/hydranets-subtask-partitioning

Implementation of the subtask partitioning algorithm described by the HydraNets paper (Mullapudi, et al)

Primary LanguagePython

HydraNets Subtask Partitioning

This code implements the subtask partitioning algorithm described by the HydraNets paper (Mullapudi, et al). It was originally designed to partition the ImageNet dataset.

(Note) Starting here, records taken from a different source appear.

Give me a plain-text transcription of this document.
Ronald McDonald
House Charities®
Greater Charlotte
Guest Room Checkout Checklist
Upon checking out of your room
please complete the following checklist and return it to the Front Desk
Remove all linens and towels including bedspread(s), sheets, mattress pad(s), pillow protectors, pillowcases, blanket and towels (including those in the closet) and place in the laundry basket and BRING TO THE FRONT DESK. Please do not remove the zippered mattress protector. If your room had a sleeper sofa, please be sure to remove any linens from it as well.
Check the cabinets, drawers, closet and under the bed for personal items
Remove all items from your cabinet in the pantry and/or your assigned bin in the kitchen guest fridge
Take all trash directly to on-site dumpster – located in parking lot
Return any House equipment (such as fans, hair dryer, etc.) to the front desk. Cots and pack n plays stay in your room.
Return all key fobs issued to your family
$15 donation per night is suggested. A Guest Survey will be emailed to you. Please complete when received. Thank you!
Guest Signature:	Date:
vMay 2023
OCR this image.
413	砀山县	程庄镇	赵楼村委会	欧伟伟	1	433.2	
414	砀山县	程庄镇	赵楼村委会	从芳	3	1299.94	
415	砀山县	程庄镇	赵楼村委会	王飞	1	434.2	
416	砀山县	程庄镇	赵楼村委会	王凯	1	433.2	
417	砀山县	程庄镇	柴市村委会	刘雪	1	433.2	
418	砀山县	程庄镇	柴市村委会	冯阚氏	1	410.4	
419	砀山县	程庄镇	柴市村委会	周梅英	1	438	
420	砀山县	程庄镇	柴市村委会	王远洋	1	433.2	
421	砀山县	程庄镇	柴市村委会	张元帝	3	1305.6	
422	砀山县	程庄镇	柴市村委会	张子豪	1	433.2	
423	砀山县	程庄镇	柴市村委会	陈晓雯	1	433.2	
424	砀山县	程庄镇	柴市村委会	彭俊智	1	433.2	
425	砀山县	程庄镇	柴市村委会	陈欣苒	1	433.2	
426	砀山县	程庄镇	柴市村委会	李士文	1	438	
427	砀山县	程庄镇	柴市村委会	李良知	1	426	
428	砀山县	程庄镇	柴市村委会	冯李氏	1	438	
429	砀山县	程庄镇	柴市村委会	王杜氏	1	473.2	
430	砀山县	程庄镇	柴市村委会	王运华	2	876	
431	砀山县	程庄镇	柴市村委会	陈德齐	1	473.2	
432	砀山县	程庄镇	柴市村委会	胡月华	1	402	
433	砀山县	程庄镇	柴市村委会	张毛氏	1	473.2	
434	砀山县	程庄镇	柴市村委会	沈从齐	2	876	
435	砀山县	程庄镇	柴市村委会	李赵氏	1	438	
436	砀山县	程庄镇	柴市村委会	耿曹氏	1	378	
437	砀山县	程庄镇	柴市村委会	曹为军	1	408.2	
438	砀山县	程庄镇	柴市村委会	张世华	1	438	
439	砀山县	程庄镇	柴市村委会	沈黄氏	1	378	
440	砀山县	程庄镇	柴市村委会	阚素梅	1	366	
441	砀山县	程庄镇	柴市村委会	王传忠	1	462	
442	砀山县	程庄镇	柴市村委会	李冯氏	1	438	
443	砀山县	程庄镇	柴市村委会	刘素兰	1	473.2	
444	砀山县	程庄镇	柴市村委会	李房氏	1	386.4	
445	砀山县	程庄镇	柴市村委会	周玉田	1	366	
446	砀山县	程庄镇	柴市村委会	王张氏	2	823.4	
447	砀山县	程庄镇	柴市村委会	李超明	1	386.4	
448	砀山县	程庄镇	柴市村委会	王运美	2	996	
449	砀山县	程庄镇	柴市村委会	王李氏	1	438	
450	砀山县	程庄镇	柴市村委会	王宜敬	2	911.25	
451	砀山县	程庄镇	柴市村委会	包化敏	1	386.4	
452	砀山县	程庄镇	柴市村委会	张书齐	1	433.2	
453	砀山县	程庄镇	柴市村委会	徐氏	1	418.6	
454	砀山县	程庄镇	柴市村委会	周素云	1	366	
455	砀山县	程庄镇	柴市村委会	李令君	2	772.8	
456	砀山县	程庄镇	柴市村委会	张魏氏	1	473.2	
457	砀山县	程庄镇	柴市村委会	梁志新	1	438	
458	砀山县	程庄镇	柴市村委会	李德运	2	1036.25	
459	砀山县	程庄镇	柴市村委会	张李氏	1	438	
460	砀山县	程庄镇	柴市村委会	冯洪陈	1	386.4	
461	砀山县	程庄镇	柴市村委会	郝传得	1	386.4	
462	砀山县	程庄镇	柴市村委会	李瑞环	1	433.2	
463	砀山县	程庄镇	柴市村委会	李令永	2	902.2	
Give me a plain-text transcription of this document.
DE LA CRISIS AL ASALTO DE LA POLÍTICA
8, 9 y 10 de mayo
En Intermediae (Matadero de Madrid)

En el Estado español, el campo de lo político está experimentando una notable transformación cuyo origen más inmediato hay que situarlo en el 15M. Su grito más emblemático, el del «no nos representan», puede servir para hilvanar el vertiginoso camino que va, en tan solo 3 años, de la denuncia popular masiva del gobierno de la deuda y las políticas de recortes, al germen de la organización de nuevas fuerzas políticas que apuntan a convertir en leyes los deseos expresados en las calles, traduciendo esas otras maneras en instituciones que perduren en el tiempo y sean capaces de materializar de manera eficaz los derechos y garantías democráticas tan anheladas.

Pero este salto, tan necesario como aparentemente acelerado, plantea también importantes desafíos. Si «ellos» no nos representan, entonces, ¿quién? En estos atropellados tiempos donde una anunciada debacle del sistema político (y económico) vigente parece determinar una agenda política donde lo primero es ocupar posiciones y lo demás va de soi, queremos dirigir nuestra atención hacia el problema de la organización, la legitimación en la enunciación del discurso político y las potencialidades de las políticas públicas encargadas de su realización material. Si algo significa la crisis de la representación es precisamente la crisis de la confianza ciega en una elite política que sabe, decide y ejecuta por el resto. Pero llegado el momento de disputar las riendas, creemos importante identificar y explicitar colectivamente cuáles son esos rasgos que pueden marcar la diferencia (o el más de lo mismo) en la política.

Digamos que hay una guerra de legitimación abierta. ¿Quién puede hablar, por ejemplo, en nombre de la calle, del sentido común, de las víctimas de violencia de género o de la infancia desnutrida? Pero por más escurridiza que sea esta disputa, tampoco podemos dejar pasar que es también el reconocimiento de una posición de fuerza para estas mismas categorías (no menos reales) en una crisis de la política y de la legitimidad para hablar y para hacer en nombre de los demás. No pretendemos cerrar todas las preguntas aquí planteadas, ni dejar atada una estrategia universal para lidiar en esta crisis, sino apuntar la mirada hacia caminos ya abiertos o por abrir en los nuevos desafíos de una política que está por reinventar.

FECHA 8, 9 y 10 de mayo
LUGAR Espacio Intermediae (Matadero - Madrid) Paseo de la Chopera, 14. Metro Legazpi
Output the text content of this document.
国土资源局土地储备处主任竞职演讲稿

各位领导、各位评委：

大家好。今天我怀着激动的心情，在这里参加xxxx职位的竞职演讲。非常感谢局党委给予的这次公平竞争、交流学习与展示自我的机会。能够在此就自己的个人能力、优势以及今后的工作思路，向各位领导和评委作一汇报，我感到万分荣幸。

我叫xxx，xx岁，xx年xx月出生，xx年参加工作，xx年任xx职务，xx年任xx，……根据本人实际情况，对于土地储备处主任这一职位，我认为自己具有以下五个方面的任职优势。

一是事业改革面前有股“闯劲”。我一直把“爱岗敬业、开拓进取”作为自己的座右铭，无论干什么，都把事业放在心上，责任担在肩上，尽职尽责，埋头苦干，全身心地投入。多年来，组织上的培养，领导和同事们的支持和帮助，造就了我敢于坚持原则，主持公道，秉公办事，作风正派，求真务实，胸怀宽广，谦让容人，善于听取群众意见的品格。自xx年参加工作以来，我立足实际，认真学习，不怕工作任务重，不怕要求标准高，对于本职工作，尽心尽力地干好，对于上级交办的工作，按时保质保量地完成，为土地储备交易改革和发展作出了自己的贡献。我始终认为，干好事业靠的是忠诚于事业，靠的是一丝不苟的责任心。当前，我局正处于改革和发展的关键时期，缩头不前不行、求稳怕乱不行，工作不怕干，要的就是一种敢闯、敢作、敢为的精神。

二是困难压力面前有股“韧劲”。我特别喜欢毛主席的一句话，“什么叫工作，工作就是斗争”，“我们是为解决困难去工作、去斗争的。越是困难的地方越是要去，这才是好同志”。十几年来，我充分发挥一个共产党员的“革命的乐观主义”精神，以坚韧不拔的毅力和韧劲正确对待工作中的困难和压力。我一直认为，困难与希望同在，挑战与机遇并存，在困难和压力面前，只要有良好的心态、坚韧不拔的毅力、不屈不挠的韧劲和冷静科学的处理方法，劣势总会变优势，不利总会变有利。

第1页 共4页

To set up the virtual environment, run:

$ python3 -m venv <path/to/virtualenv>
$ source <path/to/virtualenv/>/bin/activate

Algorithm Overview

At a high level, the HydraNets algorithm to partition a superset of size C into n subsets is as follows:

  1. For each class, compute a feature representation by taking the average of the features from the final fully connected layer of an image classification network for several images of that class.
  2. Use k-means to find n centroids for n clusters.
  3. For each of the n centroids, assign the C / n closest classes to it (to handle the generalized case where C mod n != 0, just assign the remaining amount of classes if that amount is less than C/ n).

The paper covers the algorithm in its entirety in Section 3.1.

Environment Setup

If your local repository already has a virtual environment, you skip the creation step and just activate that one.

After setting up your virtual environment, install the required dependencies by running:

$ pip3 install -r requirements.txt

Make sure your file structure follows this general format:

train
  class1
  class2
  ...
  classN

Running the Code

$ python3 partition.py